Last year I visited the New Acropolis Museum in Athens and had some criticism of the design preferring the well proportioned Delphi Museum. However, this was mild compared to the attack mounted by Alexandra Stara in "The New Acropolis Museum: banal, sloppy, badly detailed sophistry" (The Architectural Review, June 2009).
There is something in Stara's comment the banality of the museums spaces. When I visited, the museum had not yet been op opened and so perhaps I forgave the large empty spaces. Staracriticises the building's use of low cost materials, whereas I liked the stripped classicism, including suggestions of Greek columns in modern material. The building is basically a rectangular box with a smaller glass box on top, rotated about 15 degrees to match The Parthenon.

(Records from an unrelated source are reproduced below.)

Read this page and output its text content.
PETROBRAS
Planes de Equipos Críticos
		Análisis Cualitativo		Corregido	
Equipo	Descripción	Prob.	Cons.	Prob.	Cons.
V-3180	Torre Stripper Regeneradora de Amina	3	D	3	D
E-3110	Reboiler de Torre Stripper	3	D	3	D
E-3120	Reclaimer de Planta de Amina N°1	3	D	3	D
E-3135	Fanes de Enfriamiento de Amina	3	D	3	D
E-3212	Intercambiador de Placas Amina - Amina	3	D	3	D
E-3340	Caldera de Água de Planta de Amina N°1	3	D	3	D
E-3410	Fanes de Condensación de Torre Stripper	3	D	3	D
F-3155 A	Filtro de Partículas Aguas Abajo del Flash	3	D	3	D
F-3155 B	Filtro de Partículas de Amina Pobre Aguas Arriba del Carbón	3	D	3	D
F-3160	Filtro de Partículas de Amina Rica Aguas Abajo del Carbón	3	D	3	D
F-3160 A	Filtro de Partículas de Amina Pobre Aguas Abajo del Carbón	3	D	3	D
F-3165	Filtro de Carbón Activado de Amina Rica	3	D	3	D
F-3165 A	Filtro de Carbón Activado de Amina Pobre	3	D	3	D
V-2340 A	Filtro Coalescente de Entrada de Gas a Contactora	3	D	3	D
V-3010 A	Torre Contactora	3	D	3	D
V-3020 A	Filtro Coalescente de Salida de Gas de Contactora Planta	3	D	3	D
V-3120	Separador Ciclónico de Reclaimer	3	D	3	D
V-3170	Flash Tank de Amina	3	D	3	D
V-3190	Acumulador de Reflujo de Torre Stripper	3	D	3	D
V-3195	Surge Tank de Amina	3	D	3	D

The time it took to build the building was due to finding archaeological ruins underneath (but how could you dig a hold in Athens and not find ruins?) and planning issues with surrounding building, these are not the fault of the architect. Also the critic seems to confuse the architect's rhetoric about the building with the building itself. Many architects are inclined to use flowery language to describe all sort of theoretical concepts not evident in their buildings. Provided the building functions, doesn't fall down and the roof doesn't leak, the designers can be forgiven these literary indulgences.
Stara invokes the name of Plato, accusing the architect of sophistry. However, the word has two meanings, one an illogical argument for deception, the other, older meaning, is wisdom.